Shopping habits ‘changed dramatically one year on, according to BRC
Shopping habits have “changed dramatically” a year on from the first empty shelves and shuttered high street stores, according to retail experts.
Helen Dickinson, chief executive of British Retail Consortium (BRC) trade body, told the Press Association that the current retail environment feels “a world apart” from a year ago despite the continued impact of the Covid-19 pandemic on the UK.
In March 2020, frantic shoppers left supermarket shelves empty of essential items such toilet paper and flour amid rising numbers of coronavirus deaths.
“It all feels quite surreal now but on March 21 I was speaking as part one of the coronavirus briefing with George Eustice (the environment secretary) to make it clear we had enough food,” she said.
“It’s easy to forget the degree of uncertainty. A lot of retailers were closing before it was restricted and face masks weren’t even really a thing.
“Everything has changed dramatically.
“I think a lot of people’s new habits will stick because plenty of shoppers will have done things in a new way and been pleased,” she said.

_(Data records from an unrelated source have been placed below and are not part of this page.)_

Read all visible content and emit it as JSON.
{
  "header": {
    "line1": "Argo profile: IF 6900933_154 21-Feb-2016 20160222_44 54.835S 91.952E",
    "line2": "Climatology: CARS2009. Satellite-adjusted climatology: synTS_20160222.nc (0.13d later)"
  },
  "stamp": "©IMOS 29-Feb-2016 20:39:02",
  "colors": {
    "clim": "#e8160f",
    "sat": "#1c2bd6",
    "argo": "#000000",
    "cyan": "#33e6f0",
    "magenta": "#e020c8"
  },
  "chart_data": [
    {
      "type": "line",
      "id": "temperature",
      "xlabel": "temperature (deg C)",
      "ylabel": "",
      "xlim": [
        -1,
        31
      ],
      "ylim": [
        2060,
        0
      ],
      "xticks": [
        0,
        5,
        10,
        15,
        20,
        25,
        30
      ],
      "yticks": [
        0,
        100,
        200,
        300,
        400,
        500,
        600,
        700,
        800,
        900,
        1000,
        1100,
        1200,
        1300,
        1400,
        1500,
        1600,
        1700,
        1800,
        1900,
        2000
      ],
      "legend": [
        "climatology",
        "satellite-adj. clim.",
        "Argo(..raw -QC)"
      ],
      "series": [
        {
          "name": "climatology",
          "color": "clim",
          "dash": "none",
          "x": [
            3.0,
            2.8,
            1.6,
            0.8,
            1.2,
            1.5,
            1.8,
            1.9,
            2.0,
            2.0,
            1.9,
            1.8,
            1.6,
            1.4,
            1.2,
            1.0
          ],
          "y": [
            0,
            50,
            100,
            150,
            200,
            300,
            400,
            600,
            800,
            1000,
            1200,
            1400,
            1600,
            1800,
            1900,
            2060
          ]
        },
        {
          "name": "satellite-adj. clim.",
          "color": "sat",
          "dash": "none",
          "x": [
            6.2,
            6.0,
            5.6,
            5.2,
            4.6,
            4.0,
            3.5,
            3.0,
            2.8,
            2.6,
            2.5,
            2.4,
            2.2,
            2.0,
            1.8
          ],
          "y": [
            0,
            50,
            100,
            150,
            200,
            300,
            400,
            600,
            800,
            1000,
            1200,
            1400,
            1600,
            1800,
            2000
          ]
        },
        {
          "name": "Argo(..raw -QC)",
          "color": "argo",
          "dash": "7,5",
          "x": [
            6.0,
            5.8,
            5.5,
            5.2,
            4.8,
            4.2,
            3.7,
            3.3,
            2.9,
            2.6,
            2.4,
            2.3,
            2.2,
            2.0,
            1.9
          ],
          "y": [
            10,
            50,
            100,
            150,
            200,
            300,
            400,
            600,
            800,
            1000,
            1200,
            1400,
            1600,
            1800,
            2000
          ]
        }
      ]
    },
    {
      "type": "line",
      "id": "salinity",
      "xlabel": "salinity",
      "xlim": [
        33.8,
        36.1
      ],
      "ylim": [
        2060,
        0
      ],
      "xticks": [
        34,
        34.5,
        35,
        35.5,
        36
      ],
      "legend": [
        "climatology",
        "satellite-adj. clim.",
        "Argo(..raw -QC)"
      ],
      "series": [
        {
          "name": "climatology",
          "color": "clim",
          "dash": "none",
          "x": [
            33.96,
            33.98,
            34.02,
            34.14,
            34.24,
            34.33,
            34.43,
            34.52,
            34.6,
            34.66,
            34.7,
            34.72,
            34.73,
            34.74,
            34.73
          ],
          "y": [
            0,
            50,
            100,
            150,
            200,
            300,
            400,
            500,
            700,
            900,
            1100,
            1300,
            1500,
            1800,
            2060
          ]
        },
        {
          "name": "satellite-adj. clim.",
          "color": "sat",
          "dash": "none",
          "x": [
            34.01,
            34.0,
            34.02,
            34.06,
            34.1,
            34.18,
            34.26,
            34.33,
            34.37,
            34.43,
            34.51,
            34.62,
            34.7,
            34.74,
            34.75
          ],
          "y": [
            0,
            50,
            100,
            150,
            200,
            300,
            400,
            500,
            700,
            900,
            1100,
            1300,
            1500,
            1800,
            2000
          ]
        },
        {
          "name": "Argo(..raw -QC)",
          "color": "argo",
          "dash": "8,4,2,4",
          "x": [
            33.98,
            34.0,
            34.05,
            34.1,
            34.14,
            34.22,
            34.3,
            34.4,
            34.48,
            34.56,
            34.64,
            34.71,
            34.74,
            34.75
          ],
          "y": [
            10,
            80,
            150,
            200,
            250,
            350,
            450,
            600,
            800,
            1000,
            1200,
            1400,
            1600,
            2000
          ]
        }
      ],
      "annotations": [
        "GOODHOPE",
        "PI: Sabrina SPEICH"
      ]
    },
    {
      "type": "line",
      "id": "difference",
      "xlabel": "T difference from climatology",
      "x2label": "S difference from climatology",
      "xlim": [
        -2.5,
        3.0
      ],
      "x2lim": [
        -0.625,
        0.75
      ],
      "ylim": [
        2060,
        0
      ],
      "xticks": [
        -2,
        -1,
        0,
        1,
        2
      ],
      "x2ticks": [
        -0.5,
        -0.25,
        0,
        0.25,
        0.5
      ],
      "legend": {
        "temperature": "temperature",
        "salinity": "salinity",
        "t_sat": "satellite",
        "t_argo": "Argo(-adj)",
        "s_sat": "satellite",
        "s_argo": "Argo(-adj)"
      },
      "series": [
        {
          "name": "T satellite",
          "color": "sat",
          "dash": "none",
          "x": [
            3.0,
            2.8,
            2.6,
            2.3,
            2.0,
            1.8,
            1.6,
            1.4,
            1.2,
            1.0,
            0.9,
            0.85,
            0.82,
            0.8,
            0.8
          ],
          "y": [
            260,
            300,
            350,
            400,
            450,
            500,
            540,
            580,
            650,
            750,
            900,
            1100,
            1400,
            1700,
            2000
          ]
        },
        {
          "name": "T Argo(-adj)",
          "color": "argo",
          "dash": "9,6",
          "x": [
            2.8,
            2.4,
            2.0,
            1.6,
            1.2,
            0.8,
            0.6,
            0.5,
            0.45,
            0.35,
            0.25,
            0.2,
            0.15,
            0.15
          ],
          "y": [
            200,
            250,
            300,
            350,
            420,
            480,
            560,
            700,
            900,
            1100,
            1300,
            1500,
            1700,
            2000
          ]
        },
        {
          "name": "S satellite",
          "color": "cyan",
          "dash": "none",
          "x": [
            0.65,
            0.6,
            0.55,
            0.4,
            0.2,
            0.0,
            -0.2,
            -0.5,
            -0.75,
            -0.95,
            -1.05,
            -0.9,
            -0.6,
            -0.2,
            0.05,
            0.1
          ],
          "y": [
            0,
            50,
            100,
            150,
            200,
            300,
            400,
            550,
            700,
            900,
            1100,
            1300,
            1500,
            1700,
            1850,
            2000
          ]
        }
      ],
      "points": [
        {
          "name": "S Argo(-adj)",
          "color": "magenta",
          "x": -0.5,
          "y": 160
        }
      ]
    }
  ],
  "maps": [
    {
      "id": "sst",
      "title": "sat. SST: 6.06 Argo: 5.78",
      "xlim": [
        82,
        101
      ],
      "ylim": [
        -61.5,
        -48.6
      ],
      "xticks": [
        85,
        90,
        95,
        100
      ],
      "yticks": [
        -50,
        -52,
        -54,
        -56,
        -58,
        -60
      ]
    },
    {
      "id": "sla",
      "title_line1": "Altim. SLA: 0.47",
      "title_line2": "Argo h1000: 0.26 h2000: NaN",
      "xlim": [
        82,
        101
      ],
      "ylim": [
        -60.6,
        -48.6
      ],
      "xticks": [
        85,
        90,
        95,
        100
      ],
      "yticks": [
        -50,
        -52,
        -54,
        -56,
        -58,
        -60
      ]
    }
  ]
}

“But, in the short term at least, there will be really good demand to get out and go to shops because people have missed that connectivity, that first-hand experience.”
Retail analyst Richard Hyman shares this view and highlighted that the outlook continues to be uncertain a year after non-essential stores first shut their doors.
Re-imagine retail space
“There needs to be real imagination to reinvigorate some of these retail spaces and formats and that doesn’t happen overnight,” he said.
“There is only so much demand for office space and food courts so it’s inevitable we are going to see these areas continue to change and develop in many years to come.”